Since this great library is already very neat for simple animations, a timeline-method would make it also ready for much more complex stuff, and could be probably solved in 30-50 lines of code.

var timeline = Jkf.timeline([{
  range: [0, 1337], // => [0, 1337]
  animations: [{
    keyframes: {
      0: {},    // => 0
      0.25: {}, // => 334.25
      0.5: {},  // => 668.5
      0.75: {}, // => 1002.75
      1: {}     // => 1337
    }
  }]
}, {
  range: [2000], // => [1337, 2000]
  animations: [{
    keyframes: {
      0: {},    // => 1337
      0.25: {}, // => 1502.75
      0.5: {},  // => 1668.5
      0.75: {}, // => 1834.25
      1: {}     // => 2000
    }
  }]
}, {
  range: [1000, 2000], // => [1000, 2000]
  animations: [{
    keyframes: {
      0: {},    // => 1000
      0.25: {}, // => 1250
      0.5: {},  // => 1500
      0.75: {}, // => 1750
      1: {}     // => 2000
    }
  }]
}])

The values in the comments are the internally calculated progress-offsets.

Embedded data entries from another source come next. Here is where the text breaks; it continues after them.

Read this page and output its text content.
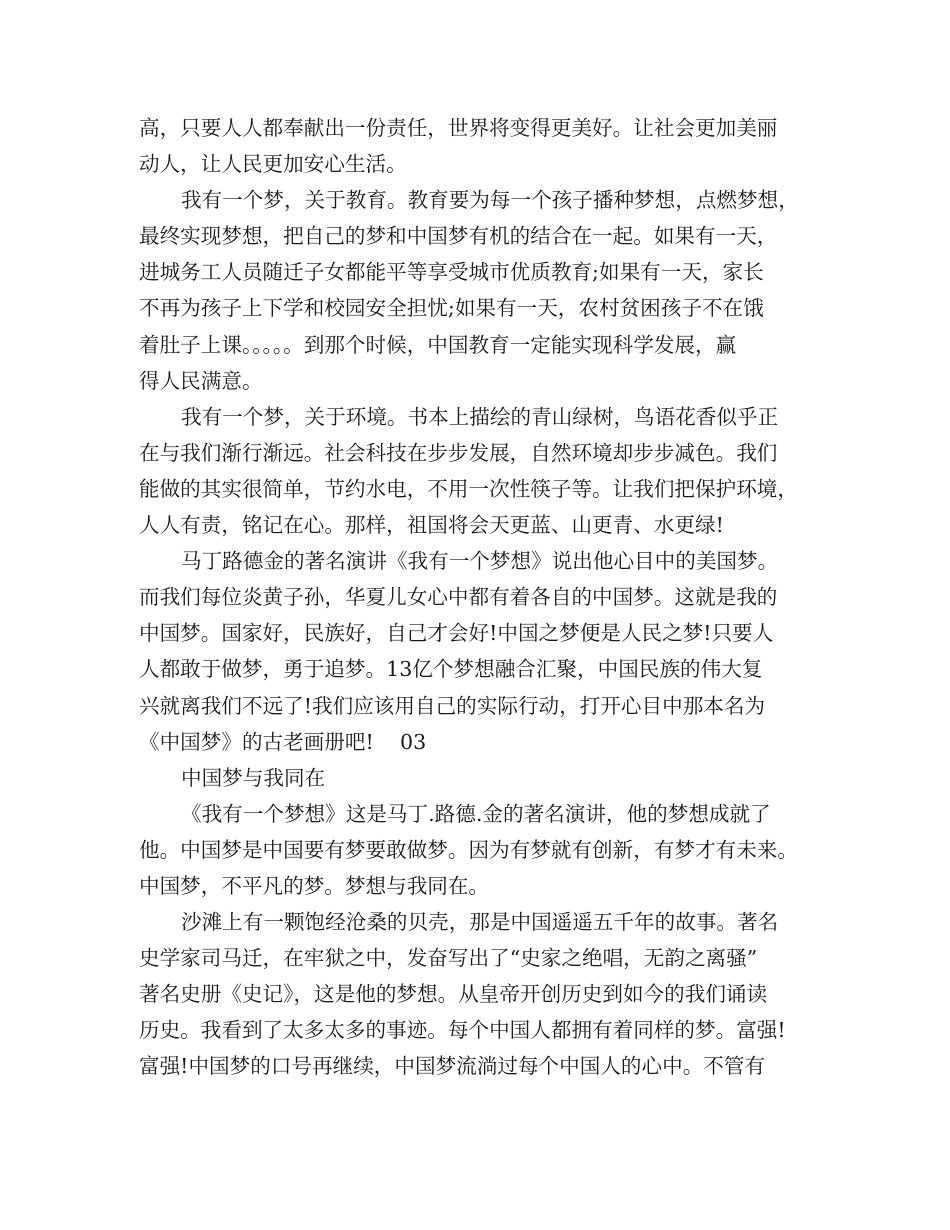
高，只要人人都奉献出一份责任，世界将变得更美好。让社会更加美丽
动人，让人民更加安心生活。
我有一个梦，关于教育。教育要为每一个孩子播种梦想，点燃梦想，
最终实现梦想，把自己的梦和中国梦有机的结合在一起。如果有一天，
进城务工人员随迁子女都能平等享受城市优质教育;如果有一天，家长
不再为孩子上下学和校园安全担忧;如果有一天，农村贫困孩子不在饿
着肚子上课。。。。。到那个时候，中国教育一定能实现科学发展，赢
得人民满意。
我有一个梦，关于环境。书本上描绘的青山绿树，鸟语花香似乎正
在与我们渐行渐远。社会科技在步步发展，自然环境却步步减色。我们
能做的其实很简单，节约水电，不用一次性筷子等。让我们把保护环境，
人人有责，铭记在心。那样，祖国将会天更蓝、山更青、水更绿!
马丁路德金的著名演讲《我有一个梦想》说出他心目中的美国梦。
而我们每位炎黄子孙，华夏儿女心中都有着各自的中国梦。这就是我的
中国梦。国家好，民族好，自己才会好!中国之梦便是人民之梦!只要人
人都敢于做梦，勇于追梦。13亿个梦想融合汇聚，中国民族的伟大复
兴就离我们不远了!我们应该用自己的实际行动，打开心目中那本名为
《中国梦》的古老画册吧!    03
中国梦与我同在
《我有一个梦想》这是马丁.路德.金的著名演讲，他的梦想成就了
他。中国梦是中国要有梦要敢做梦。因为有梦就有创新，有梦才有未来。
中国梦，不平凡的梦。梦想与我同在。
沙滩上有一颗饱经沧桑的贝壳，那是中国遥遥五千年的故事。著名
史学家司马迁，在牢狱之中，发奋写出了“史家之绝唱，无韵之离骚”
著名史册《史记》，这是他的梦想。从皇帝开创历史到如今的我们诵读
历史。我看到了太多太多的事迹。每个中国人都拥有着同样的梦。富强!
富强!中国梦的口号再继续，中国梦流淌过每个中国人的心中。不管有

Taking the example above, timeline would only update the sections where the passed progress is in the range of a section.

// Only the 1st section is updated
timeline.update(0)

// Only the 1st section is updated
timeline.update(500)

// The 1st, 2nd and 3rd sections are updated
timeline.update(1000)

// The 2nd and 3rd sections are updated
timeline.update(1500)

This could probably be done without the range-property by using keyframe-points out of 0..1, but the approach above just feels more correct:

var timeline = Jkf.timeline([{
  animations: [{
    keyframes: {
      0: {},
      0.25: {},
      0.5: {},
      0.75: {},
      1: {}
    }
  }]
}, {
  animations: [{
    keyframes: {
      1: {},
      1.25: {},
      1.5: {},
      1.75: {},
      2: {}
    }
  }]
}])
blackChef commented 8 years ago

May be something like this:

// chaining for one element
Jkf.animate(elem, kf1, duration2, options1)
   .animate(kf2, duration2, options2)
   .animate(kf3, duration3, options3)

// promise like syntax for multiple elements
Jkf.animate(elem1, kf1, duration1, options1)
   .then(elem2, kf2, duration2, options2)
   .then(elem3, kf3, duration3, options3)
yckart commented 8 years ago

Great, just saw that you pushed something new, queuedAnimate. :+1: Could close this issue for now, but give me a few days to test some stuff...

Incidentally would'nt it nice if we could interact with this new helper. So, an update-method could really helpful, or at least returning the animate-calls.

Anyway, big thanks!

blackChef commented 8 years ago

What do you mean by returning update or animate? Leave it open, I'm not familar with all these github things, so whatever.